The theoretical basis for determining the optical density of a solution

Any particle, be it a molecule, atom or ion, as a result of absorption of a quantum of light, goes to a higher level of energy state. Most often, a transition is made from the ground to the excited state. This causes the appearance of certain absorption bands in the spectra.

The absorption of radiation leads to the fact that when passing it through a substance, the intensity of this radiation decreases with an increase in the number of particles of a substance having a certain optical density. This research method was proposed by V. M. Severgin back in 1795.

This method is best suited for reactions where the analyte is able to transfer to a colored compound, which causes a change in the color of the test solution. By measuring its light absorption or comparing the color with a solution of known concentration, it is easy to find the percentage of the substance in the solution.

The basic law of light absorption

The essence of photometric determination is two processes:

• the translation of the analyte into an absorbing compound;
• measuring the intensity of absorption of these very oscillations with a solution of the analyte.

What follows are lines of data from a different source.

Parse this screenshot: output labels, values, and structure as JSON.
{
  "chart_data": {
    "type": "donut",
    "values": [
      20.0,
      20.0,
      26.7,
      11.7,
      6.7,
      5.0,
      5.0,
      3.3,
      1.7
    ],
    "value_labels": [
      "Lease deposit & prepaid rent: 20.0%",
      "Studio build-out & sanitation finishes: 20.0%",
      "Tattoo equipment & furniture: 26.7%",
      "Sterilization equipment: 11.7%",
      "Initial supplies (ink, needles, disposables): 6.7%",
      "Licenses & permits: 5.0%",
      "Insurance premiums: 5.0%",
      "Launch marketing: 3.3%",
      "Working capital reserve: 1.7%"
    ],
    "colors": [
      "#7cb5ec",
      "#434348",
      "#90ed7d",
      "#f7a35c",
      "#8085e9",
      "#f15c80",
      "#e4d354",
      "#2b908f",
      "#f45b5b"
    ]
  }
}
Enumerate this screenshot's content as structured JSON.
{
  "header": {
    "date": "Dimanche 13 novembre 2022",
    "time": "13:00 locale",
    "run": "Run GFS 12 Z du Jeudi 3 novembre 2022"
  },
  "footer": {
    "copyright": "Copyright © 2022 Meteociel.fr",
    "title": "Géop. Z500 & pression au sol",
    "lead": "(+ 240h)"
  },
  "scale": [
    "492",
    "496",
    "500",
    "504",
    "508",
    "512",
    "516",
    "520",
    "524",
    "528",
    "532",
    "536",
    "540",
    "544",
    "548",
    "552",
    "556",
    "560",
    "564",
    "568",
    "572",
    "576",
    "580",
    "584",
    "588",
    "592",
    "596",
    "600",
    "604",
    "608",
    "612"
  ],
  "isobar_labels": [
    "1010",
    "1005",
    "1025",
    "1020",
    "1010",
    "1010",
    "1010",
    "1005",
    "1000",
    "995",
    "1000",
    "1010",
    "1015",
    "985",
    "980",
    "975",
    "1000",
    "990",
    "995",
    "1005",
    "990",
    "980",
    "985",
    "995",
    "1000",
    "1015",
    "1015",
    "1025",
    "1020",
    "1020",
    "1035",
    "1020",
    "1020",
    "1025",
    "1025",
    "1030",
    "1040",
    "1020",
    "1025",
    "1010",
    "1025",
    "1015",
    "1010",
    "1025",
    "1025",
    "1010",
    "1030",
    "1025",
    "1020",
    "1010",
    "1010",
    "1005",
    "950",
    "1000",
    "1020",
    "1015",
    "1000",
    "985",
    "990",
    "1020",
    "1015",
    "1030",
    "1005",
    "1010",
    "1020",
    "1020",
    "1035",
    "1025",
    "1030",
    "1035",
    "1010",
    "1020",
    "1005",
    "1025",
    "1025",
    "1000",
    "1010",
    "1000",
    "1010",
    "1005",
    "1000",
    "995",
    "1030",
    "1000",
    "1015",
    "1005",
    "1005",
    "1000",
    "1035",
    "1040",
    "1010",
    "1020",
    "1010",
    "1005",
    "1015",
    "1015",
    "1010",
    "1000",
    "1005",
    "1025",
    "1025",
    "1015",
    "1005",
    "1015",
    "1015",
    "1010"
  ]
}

Changes in the intensity of the stream of light passing through the light-absorbing substance will also be caused by light losses due to reflection and scattering. In order for the result to be reliable, parallel studies are carried out to measure the parameters at the same layer thickness, in identical cuvettes, with the same solvent. So the decrease in light intensity depends mainly on the concentration of the solution.

The decrease in the intensity of light transmitted through the solution is characterized by the light transmission coefficient (also called transmission) T:

T = I / I ₀ , where:

• I is the intensity of the light transmitted through the substance;
• I ₀ is the intensity of the incident light beam.

Thus, the transmission shows the fraction of the non-absorbed light flux passing through the studied solution. The inverse algorithm for transmittance is called the optical density of the solution (D): D = (-lgT) = (-lg) * (I / I ₀ ) = log * (I ₀ / I).

This equation shows which parameters are important for the study. These include the wavelength of light, the thickness of the cuvette, the concentration of the solution, and the optical density.

Bouguer-Lambert-Beer Law

It is a mathematical expression reflecting the dependence of the decrease in the intensity of the monochromatic light flux on the concentration of the light-absorbing substance and the thickness of the liquid layer through which it is passed:

I = I _{0 *} 10 ^{-ε · C · ι} , where:

• ε is the light absorption coefficient;
• C is the concentration of the substance, mol / l;
• ι — layer thickness of the analyzed solution, see

Having transformed, this formula can be written: I / I ₀ = 10 ^{-ε · · ι} .

The essence of the law is as follows: different solutions of the same compound, with equal concentration and layer thickness in the cell, absorb the same part of the light incident on them.

Having logarithmized the last equation, we can obtain the formula: D = ε * C * ι.

Obviously, the optical density directly depends on the concentration of the solution and the thickness of its layer. The physical meaning of the molar absorption coefficient becomes clear. It is equal to D for a unipolar solution and with a layer thickness of 1 cm.

Limitations of the application of the law

This section includes the following items:

1. It is valid exclusively for monochromatic light.
2. The coefficient ε is related to the refractive index of the medium; especially strong deviations from the law can be observed in the analysis of highly concentrated solutions.
3. The temperature when measuring the optical density should be constant (within a few degrees).
4. The light beam must be parallel.
5. pH should be constant.
6. The law is applicable for substances whose light-absorbing centers are particles of the same type.

Concentration Methods

It is worth considering the calibration graph method. For its construction, a number of solutions (5-10) with different concentrations of the test substance are prepared and their optical density is measured. According to the obtained values, a graph of the dependence of D on concentration is built. The graph is a straight line from the origin. It makes it easy to determine the concentration of a substance from the results of measurements.

There is also a supplement method. It is used less often than the previous one, but allows you to analyze solutions of complex composition, since it takes into account the influence of additional components. Its essence is to determine the optical density of the medium D _x containing the analyte of unknown concentration C _x , with re-analysis of the same solution, but with the addition of a certain amount of the investigated component (C _article ). The value of C _{x is} found using calculations or graphs.

Study conditions

In order for photometric studies to give a reliable result, several conditions must be observed:

• the reaction must end quickly and completely, selectively and reproducibly;
• the color of the resulting substance must be stable in time and not change under the influence of light;
• the test substance is taken in an amount sufficient to convert it into an analytical form;
• optical density measurements are carried out in the wavelength range at which the difference in the absorption of the starting reagents and the analyzed solution is greatest;
• the light absorption of the comparison solution is considered to be optical zero.